Recognizing the boneheadedness of its move, and responding tosearing criticism from folks like Grist’s David Roberts, HuffPo soon withdrew its query. It turned out that, in fact, the editors already had their own answer. They disagreed with the letter-signers! They do have a “reality meter” on this subject; it must’ve just been switched off during the preparation of the original post.

We’ve removed the question because HuffPost is not agnostic on the matter. Along with the overwhelming majority of the scientific community (including 98% of working climate scientists), we recognize that climate change is real and agree with the agencies and experts who are concerned about the role of carbon dioxide.

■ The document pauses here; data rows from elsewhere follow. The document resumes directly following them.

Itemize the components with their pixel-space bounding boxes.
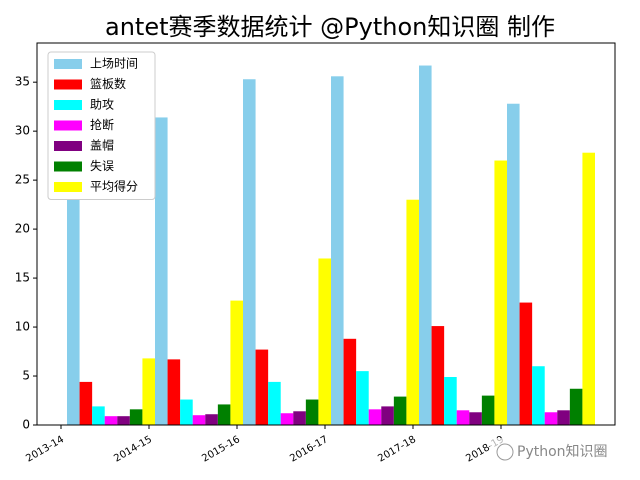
legend-label: 失误 [90, 158, 114, 173]
bar [192, 415, 206, 425]
bar [481, 395, 495, 425]
bar [569, 388, 583, 425]
bar [532, 366, 545, 425]
bar [167, 359, 181, 425]
bar [368, 409, 382, 425]
bar [544, 412, 558, 425]
x-tick-label: 2014-15 [112, 434, 154, 464]
y-tick-label: 15 [15, 271, 30, 285]
legend-swatch [54, 100, 82, 110]
x-tick-label: 2017-18 [376, 434, 418, 464]
y-tick-label: 30 [15, 124, 30, 138]
y-tick-label: 5 [22, 369, 30, 383]
bar [79, 381, 93, 425]
legend-swatch [54, 120, 82, 131]
bar [280, 413, 294, 425]
bar [331, 76, 344, 426]
legend-swatch [54, 182, 82, 192]
plot-frame [36, 42, 616, 426]
legend-swatch [54, 161, 82, 172]
bar [155, 117, 168, 425]
x-tick-label: 2015-16 [200, 434, 242, 464]
bar [92, 406, 105, 425]
bar [243, 79, 256, 425]
legend-label: 平均得分 [90, 179, 138, 194]
legend-label: 上场时间 [90, 57, 138, 71]
watermark-icon [496, 443, 514, 461]
bar [469, 412, 482, 425]
bar [230, 300, 243, 425]
bar [217, 404, 231, 425]
legend-label: 篮板数 [90, 76, 126, 91]
bar [67, 164, 80, 425]
legend-label: 盖帽 [90, 138, 114, 153]
bar [343, 338, 357, 425]
bar [268, 381, 281, 425]
x-tick-label: 2016-17 [288, 434, 330, 464]
watermark: Python知识圈 [517, 443, 608, 460]
y-tick-label: 0 [22, 418, 30, 432]
bar [356, 371, 369, 425]
legend-label: 抢断 [90, 117, 114, 132]
bar [117, 416, 130, 425]
legend-swatch [54, 79, 82, 90]
bar [557, 410, 570, 425]
bar [180, 399, 193, 425]
bar [104, 416, 118, 425]
legend-swatch [54, 141, 82, 151]
legend-label: 助攻 [90, 98, 114, 112]
bar [205, 414, 218, 425]
bar [406, 199, 419, 425]
bar [456, 410, 470, 425]
y-tick-label: 25 [15, 173, 30, 187]
bar [519, 302, 533, 425]
bar [381, 406, 394, 425]
legend-swatch [54, 59, 82, 69]
y-tick-label: 20 [15, 222, 30, 236]
bar [419, 65, 432, 426]
watermark-bg [490, 438, 625, 466]
bar [507, 103, 520, 425]
bar [142, 358, 155, 425]
bar [293, 411, 306, 425]
bar [305, 399, 319, 425]
bar [431, 326, 445, 425]
y-tick-label: 10 [15, 320, 30, 334]
y-tick-label: 35 [15, 75, 30, 89]
bar [255, 349, 269, 425]
bar [494, 160, 507, 426]
bar [582, 152, 595, 425]
chart-title: antet赛季数据统计 @Python知识圈 制作 [105, 13, 555, 41]
x-tick-label: 2013-14 [24, 434, 66, 464]
bar [393, 396, 407, 425]
bar [444, 377, 457, 425]
bar [129, 409, 143, 425]
bar [318, 258, 331, 425]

This was the right thing to do, and it placated the critics. “Let’s all move on,” Roberts wrote.

I’m afraid I’m not quite ready to do that — because this little dustup offers precious insight into a much more significant and widespread phenomenon in climate coverage. The NASA letter is a perfect case study in what press critic Jay Rosen has called “verification in reverse.”

Here’s Rosen, with whom I chatted about this issue on Friday (here’s afull transcript):

Verification is taking something that might be true, and trying to nail it down with facts. In reverse verification you take something that’s been nailed down and try to introduce doubt about it. “Was Obama born in the United States?” is the clearest example. The phenomenon of “verification in reverse” poses a special problem for journalists. On the one hand, they are supposed to report what people are saying. They are supposed to bring us the news of controversies, protests, disagreements. “Conflict makes news,” and all that. On the other hand, verification is their business. If they cannot support that, they cannot support themselves or their users. They are socially useless, in fact, if they cannot stand up for verification.

Rosen’s “verification in reverse” helps us understand the game that’s being played by climate-change denialists. They are manufacturing events that seem to play by the rules of reported journalism, yet are essentially fraudulent.